Organisiert wurde das Seminar mit Kinderbetreuung von Janka Eckhardt, Gemeinwesenprojekt der Johanniter-Unfall-Hilfe, Antje Steinborn, Netzwerk Frühe Hilfen und von Isa Sandiraz, Migrationsbeauftragter des Landkreises Göttingen. Als Referentin konnte Diplom-Psychologin Lale Ciftci von der Uni Kassel gewonnen werden. Sie schilderte als typische Symptome einer depressiven Verstimmung unter anderem Zukunftsängste, unangemessene Schuldgefühle, Schlafstörungen, sichtbare Unruhe, den Verlust von Freude bis hin zu Suizidgedanken. „Diese Gefühle wirken sich natürlich auch auf die Angehörigen aus“, verdeutlicht die Referentin. Und sie ergänzt: „Oft häufen sich Unpünktlichkeit und Unzuverlässigkeit, derjenige möchte einfach im Bett bleiben oder kann den Kindern nicht mehr so viel Aufmerksamkeit schenken.“ Häufig erstrecke sich die depressive Episode auf einen Zeitraum länger als zwei Wochen, manchmal über Monate, oft sogar über Jahre.

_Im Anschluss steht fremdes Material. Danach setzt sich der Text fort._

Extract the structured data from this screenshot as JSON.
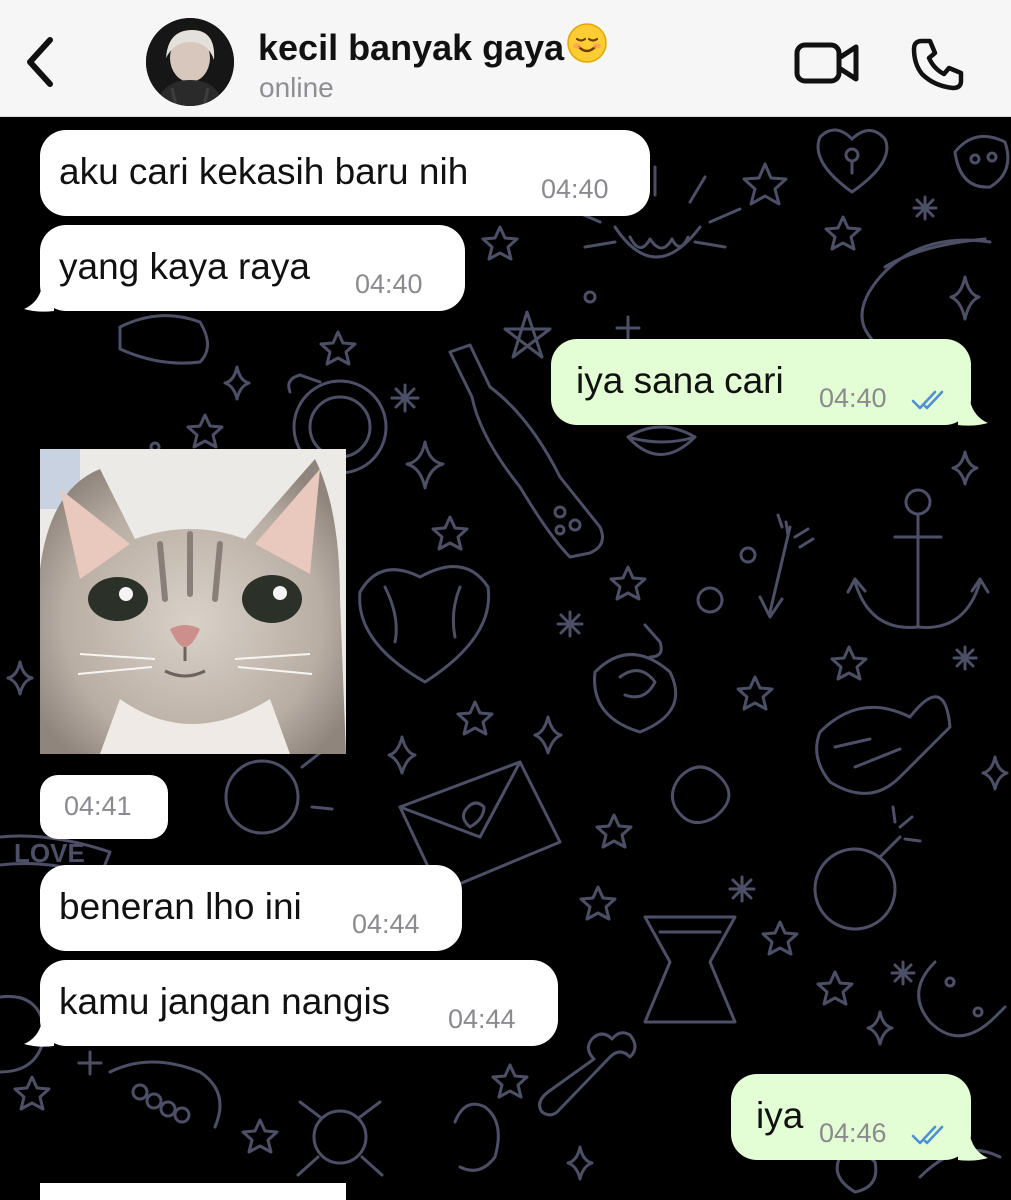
{
  "header": {
    "contact_name": "kecil banyak gaya",
    "status": "online"
  },
  "icons": {
    "back": "chevron-left-icon",
    "video": "video-camera-icon",
    "call": "phone-icon",
    "read": "double-check-icon",
    "name_emoji": "smiling-face-icon"
  },
  "colors": {
    "header_bg": "#f6f6f6",
    "incoming_bubble": "#ffffff",
    "outgoing_bubble": "#e3fdd4",
    "read_tick": "#4f8fd1",
    "wallpaper_bg": "#000000",
    "wallpaper_doodles": "#4d4f66"
  },
  "messages": [
    {
      "direction": "in",
      "text": "aku cari kekasih baru nih",
      "time": "04:40"
    },
    {
      "direction": "in",
      "text": "yang kaya raya",
      "time": "04:40"
    },
    {
      "direction": "out",
      "text": "iya sana cari",
      "time": "04:40",
      "read": true
    },
    {
      "direction": "in",
      "type": "image",
      "image": "gray-kitten-photo",
      "time": "04:41"
    },
    {
      "direction": "in",
      "text": "beneran lho ini",
      "time": "04:44"
    },
    {
      "direction": "in",
      "text": "kamu jangan nangis",
      "time": "04:44"
    },
    {
      "direction": "out",
      "text": "iya",
      "time": "04:46",
      "read": true
    }
  ]
}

Je nach Schweregrad sei nicht nur eine Therapie, werde auch über eine medikamentöse Behandlung nachgedacht. „Bei einer mittel- und schwergradigen depressiven Verstimmung ist dies der Fall“, so Lale Ciftci. Sie erklärt weiter: „Depressive Verstimmungen gehören zu den häufigsten psychischen Erkrankungen, Frauen haben sie häufig so oft wie Männer.“ Risikofaktoren seien stressreiche Belastungen, lebensverändernde Ereignisse oder das Vorliegen der Erkrankung in der Verwandtschaft. Kritische Lebensereignisse wie der Verlust eines geliebten Menschen durch Tod oder Trennung, Migration, Verlust des Arbeitsplatzes, finanzielle Verluste oder Krankheit würden die Entstehung einer depressiven Erkrankungen begünstigen. „Häufige Beispiele sind auch die Nichtanerkennung einer Berufsausbildung im Herkunftsland“, bringt die Psychologin Beispiele. „Macht es denn Sinn, jemanden mit Verdacht auf eine Depression zu Angeboten mit anderen Eltern und Kindern zu ermutigen?“, stellte Antje Steinborn die Frage. „Es kommt auf den Schweregrad der Erkrankungen an – aber es ist natürlich immer positiv, jemandem die Hand zu reichen“, so Lale Ciftci. „Beginnen sie niederschwellig: Zeigen sie Verständnis, bieten sie ein Gespräch an und verweisen sie auf das Aufsuchen eines Arztes.“

Im Anschluss wurde in gemeinsamer Runde an Fallbeispielen erläutert, wo Hilfen geboten werden und zu finden sind. „Niemand wird mit seinen Sorgen allein gelassen. Es gibt Beratungsstellen, an die man sich wenden kann“, macht Janka Eckhardt deutlich. Welche Beratungsstellen es gibt, kann unter anderem im „Haus der Begegnung“ der Johanniter, gefördert vom Niedersächsischen Ministerium für Umwelt, Energie, Bauen und Klimaschutz, erfragt werden. Das „Haus der Begegnung“ ist in der ehemaligen Lutterbergschule, Bahnhofstr. 10, neben dem Jobcenter zu finden. Janka Eckhardt erklärt abschließend: „Das Seminar am Samstag war aufgrund dessen, dass es in anderen Kulturkreisen oft ein absolutes Tabu-Thema ist, erst einmal nur für Menschen mit Migrationshintergrund gedacht.“ Den Veranstaltern ist es aber wichtig, dieses Angebot auch für alle Menschen zu öffnen. Dementsprechend wird es im nächsten Jahr eine Wiederholung bzw. Fortsetzung des Seminars geben.